Ich starre sie ungläubig an.
„Ja, sag' mal. Was denkst du denn, bitte schön?" Meine Lippen gleichen einem schmalen Strich, als Zoë ihr Gelächter ertönen lässt. Meine Laune sinkt ein wenig in die Tiefe. „Das ist nicht dein Ernst. Mensch, das ist nicht lustig. Ehrlich gesagt, finde ich das beschissen."
Wenn sich eines in meinem Bewusstsein befindet, dann ist es dass, dass solche Tänzerinnen eine Beziehung bestmöglich vermeiden wollen. Sie pflegen oft ein Leben ohne einen Partner an ihrer Seite. Auf einer Art kann ich dies nachvollziehen, schließlich sieht man nicht gerne, wie die eigene Freundin an einer Stange tanzt, um während der Tänze von fremden Männern mit gierigen Augen angeschmachtet zu werden.

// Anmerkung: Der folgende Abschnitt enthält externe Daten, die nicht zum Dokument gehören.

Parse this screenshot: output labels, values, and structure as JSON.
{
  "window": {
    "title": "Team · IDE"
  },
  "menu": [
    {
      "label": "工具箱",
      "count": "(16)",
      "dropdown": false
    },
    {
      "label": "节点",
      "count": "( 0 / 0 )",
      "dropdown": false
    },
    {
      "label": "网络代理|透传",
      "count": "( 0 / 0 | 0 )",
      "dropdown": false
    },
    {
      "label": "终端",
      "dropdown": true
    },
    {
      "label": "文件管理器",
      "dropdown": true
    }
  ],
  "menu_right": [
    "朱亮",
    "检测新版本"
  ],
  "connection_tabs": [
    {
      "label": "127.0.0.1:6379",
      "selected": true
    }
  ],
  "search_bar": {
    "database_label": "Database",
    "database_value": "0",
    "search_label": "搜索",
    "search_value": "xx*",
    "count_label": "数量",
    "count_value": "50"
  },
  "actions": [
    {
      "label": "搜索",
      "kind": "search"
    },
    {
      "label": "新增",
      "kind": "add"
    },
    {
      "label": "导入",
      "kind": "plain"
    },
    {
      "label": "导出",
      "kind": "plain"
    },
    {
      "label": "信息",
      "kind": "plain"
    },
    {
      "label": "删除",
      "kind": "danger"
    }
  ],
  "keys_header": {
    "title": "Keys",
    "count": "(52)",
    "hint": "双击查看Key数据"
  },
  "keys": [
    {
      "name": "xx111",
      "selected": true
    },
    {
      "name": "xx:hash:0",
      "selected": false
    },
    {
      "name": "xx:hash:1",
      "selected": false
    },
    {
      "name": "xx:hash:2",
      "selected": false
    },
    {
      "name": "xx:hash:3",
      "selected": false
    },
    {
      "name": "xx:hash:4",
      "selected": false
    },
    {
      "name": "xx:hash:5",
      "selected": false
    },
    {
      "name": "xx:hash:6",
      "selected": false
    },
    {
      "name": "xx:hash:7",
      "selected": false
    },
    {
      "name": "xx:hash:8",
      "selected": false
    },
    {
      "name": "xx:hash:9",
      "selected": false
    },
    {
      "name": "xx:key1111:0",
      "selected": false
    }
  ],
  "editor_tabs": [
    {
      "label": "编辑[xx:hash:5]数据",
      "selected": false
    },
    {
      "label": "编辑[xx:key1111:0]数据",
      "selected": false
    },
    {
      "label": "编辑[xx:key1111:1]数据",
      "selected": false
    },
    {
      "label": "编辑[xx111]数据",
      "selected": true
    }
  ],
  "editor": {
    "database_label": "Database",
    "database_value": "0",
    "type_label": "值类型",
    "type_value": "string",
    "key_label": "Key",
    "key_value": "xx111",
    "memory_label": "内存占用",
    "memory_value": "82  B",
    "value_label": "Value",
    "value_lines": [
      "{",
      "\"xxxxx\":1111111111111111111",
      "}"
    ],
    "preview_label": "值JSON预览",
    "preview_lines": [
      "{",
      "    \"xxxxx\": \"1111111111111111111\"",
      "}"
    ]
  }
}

„Was ich denke?" Sie hat ihr Gelächter beendet. Dennoch bleiben meine Gesichtszüge hart. „Ich denke, dass du mit ihr eine wenn auch spezielle Beziehung führen willst. Sie hat es dir ordentlich angetan. Und wehe, du leugnest das. Du weißt selbst, dass das stimmt." Sie wartet nicht auf meine Antwort. „Fahr' doch morgen zu ihr hin. Ich wette, dass sie zu einhundert Prozent wieder im Red Roses sein wird."
Ich habe mit diesem Gedanken längst gespielt. Diese Frage steht somit außer Raum. Ich bleibe still und starre meine Knie an. Ich kann es tatsächlich schlecht leugnen. Zoë hat recht. Ich sehne mich nach einer Beziehung mit dieser Blondine. Sie ist meine Auserwählte. Schließlich ist sie dazu imstande, mich mit ihrem bloßen Anblick in den Wahnsinn zu treiben. Zwar wird diese Beziehung nicht auf einer typischen Ebene sein, aber wenigstens hätte ich sie an meiner Seite.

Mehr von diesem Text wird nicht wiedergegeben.